There's a good breakdown of what it takes to start a home business here. Of the three things required for startup--costs, labor, and overhead--labor is by far the most expensive.
Do the math. Say 1 lb. of tube cane is $100. And say you can get 300 reed blanks out of 1 lb of tube cane, so that's 300 potential reeds. Now subtract, say, 10% for duds (I'm assuming you're a gifted reedmaker ), so that's 270 reeds you've got for sale. And if you charge $25 a reed, that's $6,750 dollars you've just made on reeds.
But wait, you have to figure in your labor costs. If it takes you 15 minutes to make a reed, that's 4,500 minutes or 75 hours, to make those 300 reeds. Assuming that you paid yourself near-minimum wage of $7 a hour, you'd have to pay yourself $525 to make those 300 reeds (30 of which were duds and thus unmarketable, and so you basically wasted 7.5 hours of labor or $52.50), for 1 lb. of tube cane that only cost $100.
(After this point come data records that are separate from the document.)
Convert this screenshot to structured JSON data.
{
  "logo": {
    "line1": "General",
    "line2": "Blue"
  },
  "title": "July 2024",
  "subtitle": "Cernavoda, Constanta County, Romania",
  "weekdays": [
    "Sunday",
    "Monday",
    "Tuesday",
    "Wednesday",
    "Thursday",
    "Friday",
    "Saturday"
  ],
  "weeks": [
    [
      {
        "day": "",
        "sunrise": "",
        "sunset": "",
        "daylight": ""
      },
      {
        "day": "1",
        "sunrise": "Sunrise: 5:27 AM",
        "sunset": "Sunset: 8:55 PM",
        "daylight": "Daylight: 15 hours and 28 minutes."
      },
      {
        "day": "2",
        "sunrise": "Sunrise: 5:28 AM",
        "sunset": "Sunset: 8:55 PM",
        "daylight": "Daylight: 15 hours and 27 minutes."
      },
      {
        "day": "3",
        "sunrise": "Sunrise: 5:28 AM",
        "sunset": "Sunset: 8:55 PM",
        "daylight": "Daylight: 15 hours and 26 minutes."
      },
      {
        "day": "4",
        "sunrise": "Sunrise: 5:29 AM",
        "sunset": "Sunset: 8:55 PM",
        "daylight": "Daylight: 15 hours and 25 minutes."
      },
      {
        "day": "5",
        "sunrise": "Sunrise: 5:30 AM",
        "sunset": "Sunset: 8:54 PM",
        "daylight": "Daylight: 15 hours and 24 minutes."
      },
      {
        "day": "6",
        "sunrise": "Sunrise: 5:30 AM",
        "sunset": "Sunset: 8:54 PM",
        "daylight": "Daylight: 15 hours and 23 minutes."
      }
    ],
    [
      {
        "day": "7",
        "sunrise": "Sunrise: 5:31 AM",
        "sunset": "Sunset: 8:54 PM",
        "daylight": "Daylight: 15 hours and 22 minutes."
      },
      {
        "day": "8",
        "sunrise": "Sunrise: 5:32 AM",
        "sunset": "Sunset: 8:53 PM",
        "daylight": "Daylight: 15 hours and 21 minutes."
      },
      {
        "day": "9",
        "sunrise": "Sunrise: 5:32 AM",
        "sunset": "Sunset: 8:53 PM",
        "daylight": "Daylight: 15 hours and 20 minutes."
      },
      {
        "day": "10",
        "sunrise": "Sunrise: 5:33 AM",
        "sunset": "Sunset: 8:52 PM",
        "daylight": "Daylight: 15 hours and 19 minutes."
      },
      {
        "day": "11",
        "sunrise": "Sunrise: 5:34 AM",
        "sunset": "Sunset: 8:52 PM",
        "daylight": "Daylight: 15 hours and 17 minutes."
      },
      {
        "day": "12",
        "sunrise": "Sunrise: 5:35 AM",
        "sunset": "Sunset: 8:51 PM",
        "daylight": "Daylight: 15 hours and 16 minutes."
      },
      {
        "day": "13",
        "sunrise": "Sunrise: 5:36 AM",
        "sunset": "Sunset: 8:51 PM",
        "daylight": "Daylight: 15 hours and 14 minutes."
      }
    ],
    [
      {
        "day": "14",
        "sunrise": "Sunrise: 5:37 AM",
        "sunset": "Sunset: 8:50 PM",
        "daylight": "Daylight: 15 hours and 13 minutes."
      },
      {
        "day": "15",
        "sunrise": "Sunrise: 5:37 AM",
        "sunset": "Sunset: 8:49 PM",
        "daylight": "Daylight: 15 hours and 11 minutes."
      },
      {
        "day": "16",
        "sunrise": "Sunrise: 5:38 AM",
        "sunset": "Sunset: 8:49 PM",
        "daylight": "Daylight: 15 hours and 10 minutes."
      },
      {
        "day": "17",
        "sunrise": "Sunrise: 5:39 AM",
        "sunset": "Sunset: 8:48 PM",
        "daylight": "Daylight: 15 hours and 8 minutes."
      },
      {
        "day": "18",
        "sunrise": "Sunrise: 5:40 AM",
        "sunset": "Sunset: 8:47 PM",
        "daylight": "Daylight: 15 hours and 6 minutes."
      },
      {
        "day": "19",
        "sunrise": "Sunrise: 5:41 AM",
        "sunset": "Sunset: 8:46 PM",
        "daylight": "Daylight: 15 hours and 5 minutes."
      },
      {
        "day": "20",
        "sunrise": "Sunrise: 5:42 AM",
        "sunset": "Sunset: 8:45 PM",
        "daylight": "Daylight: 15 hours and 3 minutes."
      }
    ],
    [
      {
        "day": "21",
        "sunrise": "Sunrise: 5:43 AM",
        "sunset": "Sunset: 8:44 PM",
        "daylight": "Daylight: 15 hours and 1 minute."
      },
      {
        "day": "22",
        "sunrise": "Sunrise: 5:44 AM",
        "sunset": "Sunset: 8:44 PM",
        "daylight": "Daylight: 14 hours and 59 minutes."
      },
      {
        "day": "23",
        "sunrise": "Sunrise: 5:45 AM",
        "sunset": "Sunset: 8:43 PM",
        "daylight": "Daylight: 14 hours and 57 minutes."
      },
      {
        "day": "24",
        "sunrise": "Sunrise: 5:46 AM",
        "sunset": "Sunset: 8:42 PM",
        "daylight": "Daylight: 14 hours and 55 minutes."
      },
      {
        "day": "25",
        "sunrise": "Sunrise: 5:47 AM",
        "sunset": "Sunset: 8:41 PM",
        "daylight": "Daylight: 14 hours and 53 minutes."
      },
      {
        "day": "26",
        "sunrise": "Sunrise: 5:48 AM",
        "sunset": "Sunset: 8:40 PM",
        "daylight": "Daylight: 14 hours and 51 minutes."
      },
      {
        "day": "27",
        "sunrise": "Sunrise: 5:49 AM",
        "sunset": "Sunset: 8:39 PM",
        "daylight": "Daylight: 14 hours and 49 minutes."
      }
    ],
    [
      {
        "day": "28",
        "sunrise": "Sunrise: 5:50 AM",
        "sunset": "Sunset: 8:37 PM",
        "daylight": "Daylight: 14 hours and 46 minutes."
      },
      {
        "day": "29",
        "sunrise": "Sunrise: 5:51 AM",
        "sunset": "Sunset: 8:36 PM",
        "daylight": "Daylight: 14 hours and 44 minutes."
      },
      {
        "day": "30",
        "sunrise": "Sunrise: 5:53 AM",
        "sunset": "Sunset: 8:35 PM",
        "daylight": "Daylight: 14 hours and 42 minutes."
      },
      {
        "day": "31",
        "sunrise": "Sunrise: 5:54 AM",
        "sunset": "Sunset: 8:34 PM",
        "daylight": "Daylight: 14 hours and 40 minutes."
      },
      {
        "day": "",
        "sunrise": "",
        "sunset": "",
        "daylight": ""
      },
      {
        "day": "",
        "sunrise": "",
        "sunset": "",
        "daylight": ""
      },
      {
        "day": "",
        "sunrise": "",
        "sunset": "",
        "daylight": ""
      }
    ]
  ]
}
So it's five times as much for the labor as for the materials. And if you paid yourself what a skilled laborer is worth, closer to $20 or $30 an hour, your labor costs go through the roof, but you can't recoup those increased labor costs by increasing the price of your product because the market won't bear it, and consumers won't pay it. The $35 reed is a no-go in the current market.
You begin to see why clothing manufacturers go offshore to Third World sweatshops. It's all in the labor costs.